We seems to feel tied up so much of the time. Tied up by obligations to our friends, to our places of work, to those we love – it is easy to start thinking about all of this as a burden, to lose perspective. In the past, it was easy to become submerged in the dark waters of obligations, and to box ourselves off from the world. It was easier to retreat into ourselves, and succumb to the feeling of isolation. This would lead to unhealthy introspection and more self-imposed isolation, which can be a slippery slope down into a dark well. Suburban boxes, car culture and odd hours at work actually worsened this situation, making it more likely that one could get through a day without really communicating with others. We have all known a lot of people who fit this bill, often our friends, and we’ve all made that effort to try and pull them out of the house and out to the café or the pub or even just out for a walk in the dog park to show them that there’s a big world out there.

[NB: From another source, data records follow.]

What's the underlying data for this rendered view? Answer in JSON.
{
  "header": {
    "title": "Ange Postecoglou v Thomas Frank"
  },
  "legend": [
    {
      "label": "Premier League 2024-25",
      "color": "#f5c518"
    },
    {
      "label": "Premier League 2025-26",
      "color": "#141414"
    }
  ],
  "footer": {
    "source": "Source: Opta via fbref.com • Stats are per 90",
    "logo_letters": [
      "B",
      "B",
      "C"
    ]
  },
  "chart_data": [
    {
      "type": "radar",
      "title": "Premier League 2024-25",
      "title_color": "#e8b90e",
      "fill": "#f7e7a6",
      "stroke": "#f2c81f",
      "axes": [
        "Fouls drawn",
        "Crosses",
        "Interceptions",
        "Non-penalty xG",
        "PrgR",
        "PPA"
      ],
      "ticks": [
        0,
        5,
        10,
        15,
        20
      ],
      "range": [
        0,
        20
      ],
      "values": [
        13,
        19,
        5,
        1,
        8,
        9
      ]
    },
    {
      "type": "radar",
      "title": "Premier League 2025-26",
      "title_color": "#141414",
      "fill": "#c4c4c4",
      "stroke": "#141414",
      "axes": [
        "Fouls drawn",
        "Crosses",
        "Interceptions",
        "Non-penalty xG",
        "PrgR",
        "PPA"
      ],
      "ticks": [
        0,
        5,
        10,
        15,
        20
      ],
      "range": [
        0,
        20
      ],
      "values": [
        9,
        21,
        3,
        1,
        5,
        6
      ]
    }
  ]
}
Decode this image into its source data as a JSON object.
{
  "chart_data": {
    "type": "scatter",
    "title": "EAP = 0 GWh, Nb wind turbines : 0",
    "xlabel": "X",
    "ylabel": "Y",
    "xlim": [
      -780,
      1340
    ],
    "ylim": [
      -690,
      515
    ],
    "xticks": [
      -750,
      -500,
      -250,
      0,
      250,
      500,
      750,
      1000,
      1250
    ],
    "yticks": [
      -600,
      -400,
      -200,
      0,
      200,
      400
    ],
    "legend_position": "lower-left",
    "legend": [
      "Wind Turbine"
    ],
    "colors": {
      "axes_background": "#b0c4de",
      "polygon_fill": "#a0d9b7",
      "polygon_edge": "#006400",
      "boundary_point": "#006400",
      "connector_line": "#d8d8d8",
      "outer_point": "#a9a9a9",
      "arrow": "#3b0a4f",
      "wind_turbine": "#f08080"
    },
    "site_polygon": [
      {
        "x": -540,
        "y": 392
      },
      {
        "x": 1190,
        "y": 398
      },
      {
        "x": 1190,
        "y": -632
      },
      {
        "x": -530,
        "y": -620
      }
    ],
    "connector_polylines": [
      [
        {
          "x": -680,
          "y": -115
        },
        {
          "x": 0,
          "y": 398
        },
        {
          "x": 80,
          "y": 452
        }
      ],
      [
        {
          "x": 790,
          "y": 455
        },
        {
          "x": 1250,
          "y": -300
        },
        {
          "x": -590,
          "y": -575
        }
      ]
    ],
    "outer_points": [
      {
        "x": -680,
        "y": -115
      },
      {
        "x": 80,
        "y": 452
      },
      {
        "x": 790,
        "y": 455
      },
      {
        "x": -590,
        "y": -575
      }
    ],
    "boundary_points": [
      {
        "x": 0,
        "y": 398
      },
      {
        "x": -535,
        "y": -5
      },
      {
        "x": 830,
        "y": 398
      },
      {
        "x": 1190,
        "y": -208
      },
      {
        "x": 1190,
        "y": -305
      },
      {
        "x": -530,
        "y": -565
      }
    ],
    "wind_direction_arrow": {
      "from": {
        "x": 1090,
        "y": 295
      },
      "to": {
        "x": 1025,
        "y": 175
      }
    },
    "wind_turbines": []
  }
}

It’s amazing how social media has changed this situation. Regardless of how shut out we could have felt, or isolated by our co-workers, or even bullied by those around us, we all now have a great network of town squares in which we go for a metaphorical coffee, hang around and check out the scene by reading our friends’ tweets or looking at their photo updates on Facebook, or we can engage in quick conversation with people we care for, near and far. This is truly a revolution for many of us whose effective social networks have been broadened and new worlds of friendship have been opened.
While those who have grown up digital may take this for granted, many of us wonder at how comforting and reassuring it is to be able to see how our friends are doing: achieving successes, expanding their families, or, on the flip side, experiencing setbacks and personal tragedies. What suburbia destroyed – that sense of a lively town square, that sense of a story-telling culture around the campfire – social media is bringing back.
We keep the material freedom that suburban affluence afforded us, but enjoy the connectedness of a good story around the campfire, or the quick chance greeting at the local café. A lovely thing, isn’t it?